For what value of the constant (c) does the system of equations below have no solutions (x,y)?

3x - 5y = -2.3
6x - cy + 9.3

How would I start to figure this out? Thank you!

Well, well, well, looks like we have a sneaky little system of equations here! To find the value of the constant (c) for which the system has no solutions, we need to see if the two equations are parallel or not.

Let's start by putting the second equation in proper form. It seems like our constant (c) escaped from the equation, so let's wrangle it back in:

6x - cy = -9.3

Now, compare the coefficients of x and y in the two equations. We have 3 and -5 in the first equation, and 6 (the coefficient of x) and -c (the coefficient of y) in the second equation.

If the ratio of the coefficients of x is the same as the ratio of the coefficients of y, then we can say that the two lines are parallel.
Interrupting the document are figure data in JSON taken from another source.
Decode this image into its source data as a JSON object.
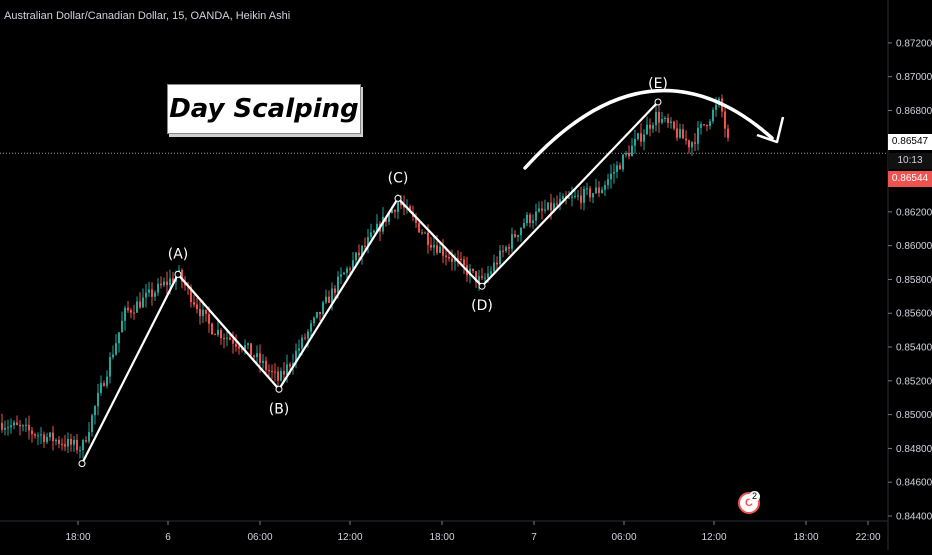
{
  "chart_data": {
    "type": "candlestick",
    "title": "Australian Dollar/Canadian Dollar, 15, OANDA, Heikin Ashi",
    "ylim": [
      0.844,
      0.873
    ],
    "y_ticks": [
      "0.87200",
      "0.87000",
      "0.86800",
      "0.86600",
      "0.86400",
      "0.86200",
      "0.86000",
      "0.85800",
      "0.85600",
      "0.85400",
      "0.85200",
      "0.85000",
      "0.84800",
      "0.84600",
      "0.84400"
    ],
    "x_ticks": [
      "18:00",
      "6",
      "06:00",
      "12:00",
      "18:00",
      "7",
      "06:00",
      "12:00",
      "18:00",
      "22:00"
    ],
    "current_price": "0.86547",
    "countdown": "10:13",
    "last_price": "0.86544",
    "colors": {
      "up": "#26a69a",
      "down": "#ef5350",
      "background": "#000000",
      "annotation": "#ffffff"
    },
    "wave_points": [
      {
        "label": "",
        "price": 0.8471
      },
      {
        "label": "(A)",
        "price": 0.8583
      },
      {
        "label": "(B)",
        "price": 0.8515
      },
      {
        "label": "(C)",
        "price": 0.8628
      },
      {
        "label": "(D)",
        "price": 0.8576
      },
      {
        "label": "(E)",
        "price": 0.8685
      }
    ],
    "annotation_text": "Day Scalping",
    "grid": false
  },
  "logo": {
    "text": "C",
    "sup": "2"
  }
}
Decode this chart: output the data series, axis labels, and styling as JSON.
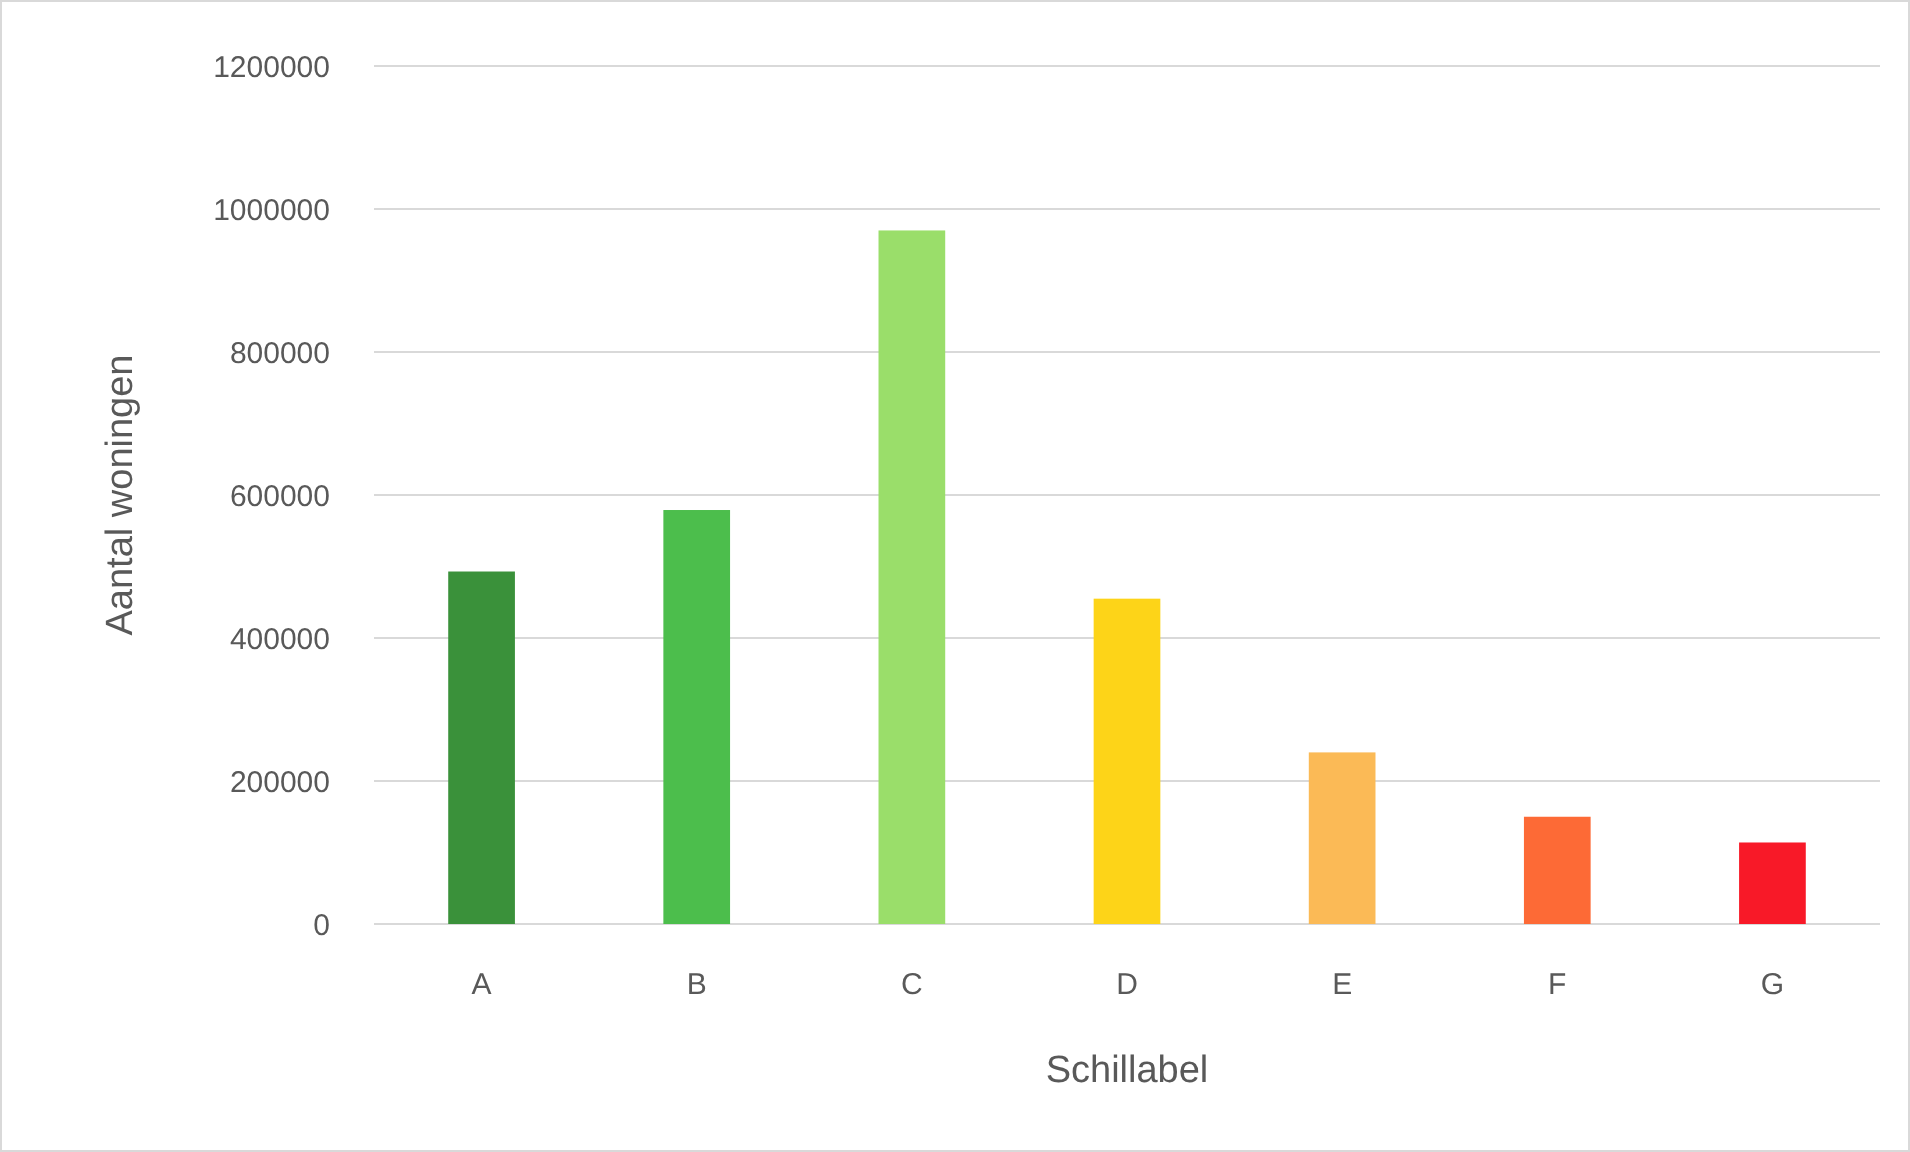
{
  "chart_data": {
    "type": "bar",
    "xlabel": "Schillabel",
    "ylabel": "Aantal woningen",
    "categories": [
      "A",
      "B",
      "C",
      "D",
      "E",
      "F",
      "G"
    ],
    "values": [
      493000,
      579000,
      970000,
      455000,
      240000,
      150000,
      114000
    ],
    "colors": [
      "#3a913a",
      "#4cbe4c",
      "#9ade6a",
      "#fdd418",
      "#fbba56",
      "#fd6a36",
      "#f81928"
    ],
    "ylim": [
      0,
      1200000
    ],
    "yticks": [
      0,
      200000,
      400000,
      600000,
      800000,
      1000000,
      1200000
    ],
    "grid": "y"
  }
}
So, to find the value of (c) for which the system has no solutions, we need to make sure the ratio of the coefficients is NOT the same.

In this case, the ratio of the coefficients of x is 3/6 = 1/2.

To be funky, let's see if the ratio of the coefficients of y is also 1/2. If we set the ratio of the coefficients equal to each other, we get:

-5/(1/2) = -c/1

Simplifying this equation, we get:

-10 = -c

Voila! We have found the value of the constant (c) for which the system has no solutions. The answer is c = 10!

So, my dear friend, when c equals 10, the system of equations will have no solutions (x, y). Keep those equations in check and always have a sense of humor while solving math problems!

What would happen to the graphs of the the two lines be if c were 10?

Think slope.

Clown Bot, how did you get -5/(1/2)=-c/1?

To find the value of the constant (c) that makes the system of equations have no solutions for (x, y), we need to determine when the two equations represent parallel lines.

First, let's rewrite the second equation in the standard form (Ax + By = C), where A, B, and C are constants:

6x - cy = -9.3

Now, let's compare the coefficients of x and y in both equations:

Equation 1: 3x - 5y = -2.3
Coefficient of x: 3
Coefficient of y: -5

Equation 2: 6x - cy = -9.3
Coefficient of x: 6
Coefficient of y: -c

For the two lines to be parallel, the ratios of the coefficients of x and y need to be equal. In other words, the slope of one line must be equal to the slope of the other line.

So, to find the value of c, we need to set the ratio of the coefficients of y in both equations equal to each other:

-5 = -c

Solve the equation:

c = 5

Therefore, the value of the constant (c) that makes the system of equations have no solutions is c = 5.